Sunday
Sep. 5, 2010
Wrong Turn
I took a wrong turn the other day.
A mistake, but it led me to the shop where I found
the very thing I'd been searching for.
With my brother I opened a packet
of old letters from my mother and saw a side of her
that sweetened what had been deeply sour.
Later that day the radio sang a song from
a time when I was discovering love,
and folded me into itself again.
It's the birthday of Ward Just, (books by this author) born in Michigan City, Indiana (1935). He's the author of more than a dozen books of fiction, including The Congressman Who Loved Flaubert (1973), The American Blues, (1984) The American Ambassador (1987),and Jack Gance (1989).
But long before he started writing fiction, he was a journalist. He came from a family of serious journalists — his dad, and his grandfather before him, published the town newspaper. He himself started working as an investigative reporter for the family newspaper when he was just 13 years old. A few years later, when he was about to graduate from high school, his managing editor fired him for wearing shorts to work — which he deemed to be a lack of respect for the newspaper business. But they hired him back after he dropped out of college and returned home to be a full-time journalist.
By the time he was 24, he was writing features for Newsweek magazine, and then he was writing for The Washington Post. He went to Saigon to cover the Vietnam War, where he was seriously wounded by shrapnel from a grenade. He came back to the States to recover, and he wrote a book called To What End: Report from Vietnam (1968), and then he quit journalism and launched into fiction.

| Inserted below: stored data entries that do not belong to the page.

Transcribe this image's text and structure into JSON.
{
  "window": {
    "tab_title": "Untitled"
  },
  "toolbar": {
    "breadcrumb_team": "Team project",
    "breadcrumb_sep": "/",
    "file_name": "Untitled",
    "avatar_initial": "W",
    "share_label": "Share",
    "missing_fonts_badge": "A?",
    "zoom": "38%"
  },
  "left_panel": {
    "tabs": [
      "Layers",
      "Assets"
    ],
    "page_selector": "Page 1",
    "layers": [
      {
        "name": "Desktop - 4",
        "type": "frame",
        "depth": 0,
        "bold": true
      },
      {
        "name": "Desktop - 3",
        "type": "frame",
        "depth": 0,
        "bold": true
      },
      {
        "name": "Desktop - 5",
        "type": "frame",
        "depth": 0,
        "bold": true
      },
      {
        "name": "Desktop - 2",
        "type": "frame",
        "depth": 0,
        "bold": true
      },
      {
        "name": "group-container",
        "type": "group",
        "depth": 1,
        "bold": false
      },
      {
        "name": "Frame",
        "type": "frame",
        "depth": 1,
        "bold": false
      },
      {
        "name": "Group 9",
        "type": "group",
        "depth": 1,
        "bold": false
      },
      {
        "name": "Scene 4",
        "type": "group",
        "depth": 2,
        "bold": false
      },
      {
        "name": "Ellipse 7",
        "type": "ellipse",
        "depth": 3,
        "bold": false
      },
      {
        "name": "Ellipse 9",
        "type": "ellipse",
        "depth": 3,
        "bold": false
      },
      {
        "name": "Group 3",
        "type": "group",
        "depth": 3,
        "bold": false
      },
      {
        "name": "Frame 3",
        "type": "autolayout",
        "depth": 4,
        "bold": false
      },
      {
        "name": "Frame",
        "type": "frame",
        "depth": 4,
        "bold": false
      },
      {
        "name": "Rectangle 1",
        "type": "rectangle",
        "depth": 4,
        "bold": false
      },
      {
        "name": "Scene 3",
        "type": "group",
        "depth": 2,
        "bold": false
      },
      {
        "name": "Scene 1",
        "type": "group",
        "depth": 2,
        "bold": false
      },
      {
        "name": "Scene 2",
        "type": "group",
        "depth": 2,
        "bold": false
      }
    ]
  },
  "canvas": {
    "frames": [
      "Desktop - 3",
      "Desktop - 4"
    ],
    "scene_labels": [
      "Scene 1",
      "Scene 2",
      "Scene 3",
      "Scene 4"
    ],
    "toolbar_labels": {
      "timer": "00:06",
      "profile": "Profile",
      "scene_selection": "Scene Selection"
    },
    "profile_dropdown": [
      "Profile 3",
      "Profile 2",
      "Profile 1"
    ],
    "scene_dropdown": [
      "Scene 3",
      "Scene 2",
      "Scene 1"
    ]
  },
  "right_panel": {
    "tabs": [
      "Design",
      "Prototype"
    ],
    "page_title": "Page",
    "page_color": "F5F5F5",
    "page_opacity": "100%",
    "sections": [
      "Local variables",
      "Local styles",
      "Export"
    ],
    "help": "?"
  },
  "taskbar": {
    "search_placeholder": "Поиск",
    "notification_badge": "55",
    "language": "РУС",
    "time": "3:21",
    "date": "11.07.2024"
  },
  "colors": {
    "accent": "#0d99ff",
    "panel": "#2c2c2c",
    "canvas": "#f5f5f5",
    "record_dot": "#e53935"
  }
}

His 1997 novel Echo House was a finalist for the National Book Award, and his 2004 novel An Unfinished Season was a finalist for the Pulitzer Prize. His book Exiles in the Garden (2009) came out just last year. It begins:
"Especially when he was alone Alec Malone had the habit of slipping into reverie, a semiconscious state not to be confused with dreams. Dreams were commonplace while his reveries presented a kind of abstract grandeur, expressionist canvases in close focus, untitled. ... The reveries had been with him since childhood and he treated them like old friends paying a visit."
It's the birthday of journalist and activist Jonathan Kozol, (books by this author) born in Boston (1936). He worked as public school teacher in Boston and has written many books about the sad state of public education in this country, and about how segregated our schools still are, all based on his own experiences in classrooms and working in poor neighborhoods. His books include Savage Inequalities: Children in America's Schools (1991) and Amazing Grace: The Lives of Children and the Conscience of a Nation (1995), about kids in the Mott Haven neighborhood of the South Bronx. He said: "Of all my books, Amazing Grace means the most to me. It took the most out of me and was the hardest to write, because it was the hardest to live through these experiences. I felt it would initially be seen as discouraging but, ultimately, sensitive readers would see the resilient and transcendent qualities ... that it would be seen as a book about the elegant theology of children."
In his recent book Letters to a Young Teacher (2007), he combines his opinions on vouchers, No Child Left Behind, and racial segregation, with constant reminders about why teaching is so important and beautiful.
Kozol said, "Pick battles big enough to matter, small enough to win."
It was on this day in 1957 that Jack Kerouac's (books by this author) book On the Road was published, based on the trip he took across the country 10 years before. He began his journey in New York where he rode a trolley to the edge of Yonkers, and wanted hitchhike, but got to Route 6 at the Connecticut border in the middle of a big rainstorm. No cars picked him up so he gave up, went back to New York, and bought a bus ticket to Chicago. He started hitchhiking there, and he stayed at YMCA's and cheap motels. He crossed the Mississippi, and in Omaha he saw his first cowboy. He rode on the back of a flatbed truck with a group of hobos.
He knew he wanted to write about all of his experiences, and finally in April of 1951, Kerouac sat down at his kitchen table, wound a continuous roll of paper into a typewriter, tuned his radio to an all-night jazz station, and in 20 days had the first draft to his novel. He told the basically true story of his adventures with his friend Neal Cassady, changed Cassady's name to Dean Moriarty and his own name to Sal Paradise.